Why a NY Trial Court Held E-Mail Wasn't an Enforceable Contract
As noted in "When an E-Mail is Enough to Qualify as a Contract Under NY Law," there are certainly times that an e-mail will suffice to satisfy New York's Statute of Frauds, and allow a breach of contract claim to continue - even in the absence of a formal written contract.
But that doesn't mean that ALL emails will constitute an agreement.

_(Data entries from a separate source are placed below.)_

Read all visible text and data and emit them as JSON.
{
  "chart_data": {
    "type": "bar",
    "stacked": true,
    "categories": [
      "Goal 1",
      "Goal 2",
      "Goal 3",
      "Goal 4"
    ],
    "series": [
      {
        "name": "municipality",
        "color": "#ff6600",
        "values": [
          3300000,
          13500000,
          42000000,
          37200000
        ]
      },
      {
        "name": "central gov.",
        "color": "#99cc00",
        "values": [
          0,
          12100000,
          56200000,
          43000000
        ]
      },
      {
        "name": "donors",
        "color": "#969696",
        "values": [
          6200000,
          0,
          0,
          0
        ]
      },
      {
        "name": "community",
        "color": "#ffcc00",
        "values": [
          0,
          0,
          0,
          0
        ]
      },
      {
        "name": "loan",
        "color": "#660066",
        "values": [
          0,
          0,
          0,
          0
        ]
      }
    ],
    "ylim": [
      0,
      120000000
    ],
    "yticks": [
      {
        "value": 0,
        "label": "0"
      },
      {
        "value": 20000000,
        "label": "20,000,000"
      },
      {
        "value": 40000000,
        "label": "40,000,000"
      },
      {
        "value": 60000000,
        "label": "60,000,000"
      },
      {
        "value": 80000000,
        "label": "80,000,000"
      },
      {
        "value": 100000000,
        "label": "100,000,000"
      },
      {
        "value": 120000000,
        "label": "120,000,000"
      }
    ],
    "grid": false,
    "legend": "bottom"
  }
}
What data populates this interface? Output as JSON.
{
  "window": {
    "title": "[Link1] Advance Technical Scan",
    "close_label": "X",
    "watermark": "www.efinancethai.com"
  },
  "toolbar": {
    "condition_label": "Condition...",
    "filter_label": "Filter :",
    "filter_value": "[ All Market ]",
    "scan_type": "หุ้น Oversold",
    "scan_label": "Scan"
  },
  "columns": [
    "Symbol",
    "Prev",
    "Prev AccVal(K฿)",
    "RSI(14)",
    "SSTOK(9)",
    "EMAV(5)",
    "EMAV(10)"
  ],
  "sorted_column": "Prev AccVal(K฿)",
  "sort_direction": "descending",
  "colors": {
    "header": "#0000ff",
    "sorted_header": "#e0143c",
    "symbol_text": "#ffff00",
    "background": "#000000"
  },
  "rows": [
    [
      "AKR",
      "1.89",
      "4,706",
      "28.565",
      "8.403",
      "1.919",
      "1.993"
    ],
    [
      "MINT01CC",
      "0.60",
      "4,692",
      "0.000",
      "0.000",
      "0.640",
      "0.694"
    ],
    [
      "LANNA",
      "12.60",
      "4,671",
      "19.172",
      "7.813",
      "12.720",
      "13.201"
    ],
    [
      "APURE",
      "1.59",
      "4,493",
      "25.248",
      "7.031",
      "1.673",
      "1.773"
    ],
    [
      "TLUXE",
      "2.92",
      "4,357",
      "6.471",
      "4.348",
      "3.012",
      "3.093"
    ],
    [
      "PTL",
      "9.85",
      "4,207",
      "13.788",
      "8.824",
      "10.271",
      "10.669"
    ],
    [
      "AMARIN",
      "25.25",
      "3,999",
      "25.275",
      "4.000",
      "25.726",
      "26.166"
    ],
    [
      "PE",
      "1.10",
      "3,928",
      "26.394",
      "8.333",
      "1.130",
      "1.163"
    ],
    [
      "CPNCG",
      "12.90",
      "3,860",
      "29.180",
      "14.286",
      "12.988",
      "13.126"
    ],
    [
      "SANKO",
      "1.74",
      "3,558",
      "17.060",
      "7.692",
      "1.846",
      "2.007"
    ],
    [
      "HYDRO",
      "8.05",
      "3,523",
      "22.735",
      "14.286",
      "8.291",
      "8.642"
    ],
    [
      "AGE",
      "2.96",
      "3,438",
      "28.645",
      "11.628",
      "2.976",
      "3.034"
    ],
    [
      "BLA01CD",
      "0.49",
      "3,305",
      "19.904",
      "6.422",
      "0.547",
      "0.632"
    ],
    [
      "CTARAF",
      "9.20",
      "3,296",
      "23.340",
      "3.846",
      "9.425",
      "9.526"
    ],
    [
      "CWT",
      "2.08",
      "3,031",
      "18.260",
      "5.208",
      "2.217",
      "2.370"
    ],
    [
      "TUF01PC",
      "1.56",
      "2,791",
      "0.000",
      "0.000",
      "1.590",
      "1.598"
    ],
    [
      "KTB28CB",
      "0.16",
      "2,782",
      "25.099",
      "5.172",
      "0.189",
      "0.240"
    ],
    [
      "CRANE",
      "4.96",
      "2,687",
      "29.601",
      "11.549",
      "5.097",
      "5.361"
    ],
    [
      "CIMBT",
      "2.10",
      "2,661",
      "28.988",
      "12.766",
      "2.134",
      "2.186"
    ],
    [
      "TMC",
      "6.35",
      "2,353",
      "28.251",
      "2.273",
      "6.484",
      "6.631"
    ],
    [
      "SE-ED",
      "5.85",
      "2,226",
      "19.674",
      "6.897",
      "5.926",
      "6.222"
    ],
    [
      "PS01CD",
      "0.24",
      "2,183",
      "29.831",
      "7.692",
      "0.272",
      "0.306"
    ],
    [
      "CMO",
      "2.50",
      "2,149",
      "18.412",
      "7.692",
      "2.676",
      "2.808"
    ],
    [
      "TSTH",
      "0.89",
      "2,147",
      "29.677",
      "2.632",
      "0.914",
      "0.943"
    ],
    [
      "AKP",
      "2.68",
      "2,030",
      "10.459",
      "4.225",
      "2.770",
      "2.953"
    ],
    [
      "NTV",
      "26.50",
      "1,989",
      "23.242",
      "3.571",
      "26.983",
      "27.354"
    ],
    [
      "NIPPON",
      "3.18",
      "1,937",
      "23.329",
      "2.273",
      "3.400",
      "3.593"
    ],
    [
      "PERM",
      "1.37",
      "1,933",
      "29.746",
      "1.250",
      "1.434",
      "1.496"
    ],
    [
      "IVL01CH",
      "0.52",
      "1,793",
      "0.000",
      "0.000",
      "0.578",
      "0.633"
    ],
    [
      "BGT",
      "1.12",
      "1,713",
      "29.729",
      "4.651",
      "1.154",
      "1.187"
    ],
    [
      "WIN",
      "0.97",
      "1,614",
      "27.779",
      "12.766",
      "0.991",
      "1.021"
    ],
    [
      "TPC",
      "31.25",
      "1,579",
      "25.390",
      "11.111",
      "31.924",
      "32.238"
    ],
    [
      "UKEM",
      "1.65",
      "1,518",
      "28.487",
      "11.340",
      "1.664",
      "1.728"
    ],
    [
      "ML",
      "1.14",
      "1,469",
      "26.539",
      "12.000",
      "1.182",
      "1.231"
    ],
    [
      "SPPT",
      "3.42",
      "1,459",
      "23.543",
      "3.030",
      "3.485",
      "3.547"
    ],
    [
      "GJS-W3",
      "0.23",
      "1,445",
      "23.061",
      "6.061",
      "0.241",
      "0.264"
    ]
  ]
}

Consider the case of Sinrich v. Fernwood Enterprises, LLC, where a New York County trial court specifically held an e-mail unenforceable in the context of a breach of contract claim on more than one ground, including that the purported "agreement" would have included evading income tax laws. In that regard, the Court stated as follows:
"Here, however, there is no enforceable contract. The referenced March 13, 2007 e-mail from Defendant to Plaintiff, and subsequent e-mail correspondence between Plaintiff and Defendant, did not constitute an enforceable contract. "The agreement is illusory for lack of mutuality of obligation[.] While mutuality of obligation does not mean equality of obligation, it does mean that each party must be bound to some extent." (Dorman v. Cohen, 66 A.D.2d 411, 415 [1st Dept. 1979]). In the e-mail, Defendant explains the "pros and cons" of Plaintiff's effectuation of the Deed of Variation including the "negative" of "you risk me never giving [the money] back to you and legally you having no right to challenge." Defendant's statement expressly disclaiming any responsibility, demonstrates that she lacked the requisite intent by her to be bound to any terms of any agreement."